The hatred was reignited during that great period of rugby league division, Super League. Parramatta stayed firm with the ARL. Canterbury looked to the future with Super League. But not all of Canterbury. International stars Jim Dymock, Dean Pay, Jarrod McCracken and Jason Smith were all lured to Parramatta and after a period of court action, actually went. The fury at Belmore lives on to this day and only sought to escalate an already intense rivalry.
It was after the game was reunited that the Bulldogs landed the return blow. Parramatta led the Bulldogs 20-4 with eleven minutes on the clock in the 1998 semi-final series but blew it to lose 32-20 in extra-time. It is considered one of the greatest comebacks of all-time and set in motion the theory that Parramatta could not win when it counted.
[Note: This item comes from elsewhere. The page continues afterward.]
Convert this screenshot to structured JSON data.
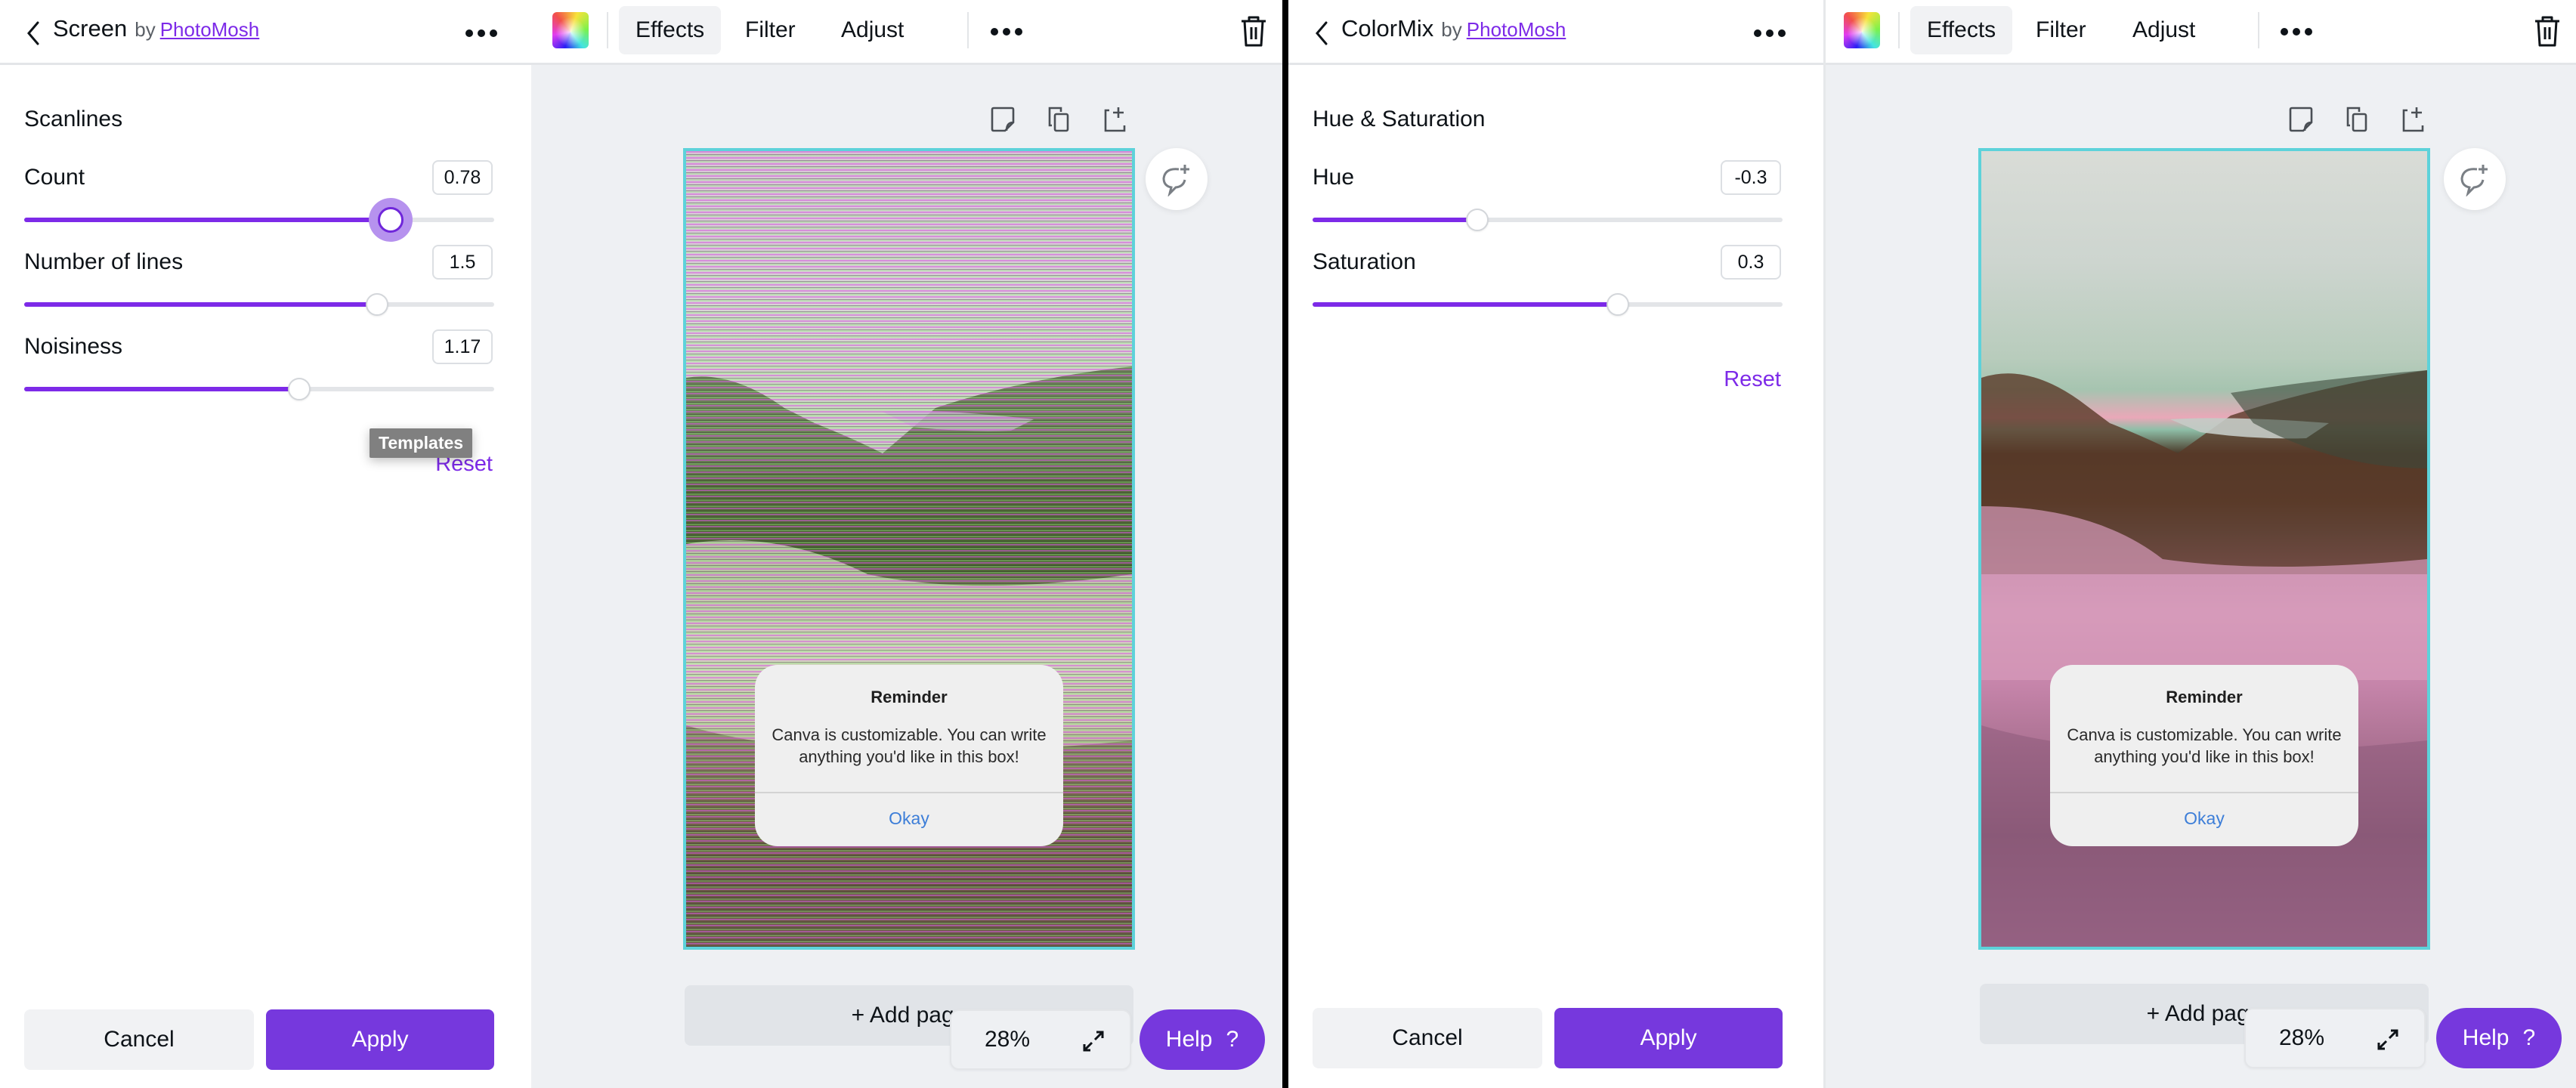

For the first time since then, the Bulldogs and the Eels will go at it in a final. If anything, that last encounter has only fuelled the fire. But these days the names are not Lamb and Mortimer and Kenny and Sterling. They are Sonny Bill Williams and Nathan Hindmarsh, Willie Mason and Nathan Cayless, Reni Maitua and Feleti Mateo, Brent Sherwin and Tim Smith, Luke Patten and Jarryd Hayne. Though the names are different, the colours are the same and so is the passion. This game will be as intense as any over the last decade with what fate will surely bestow a classic finale.
I wouldn’t miss this one for the world.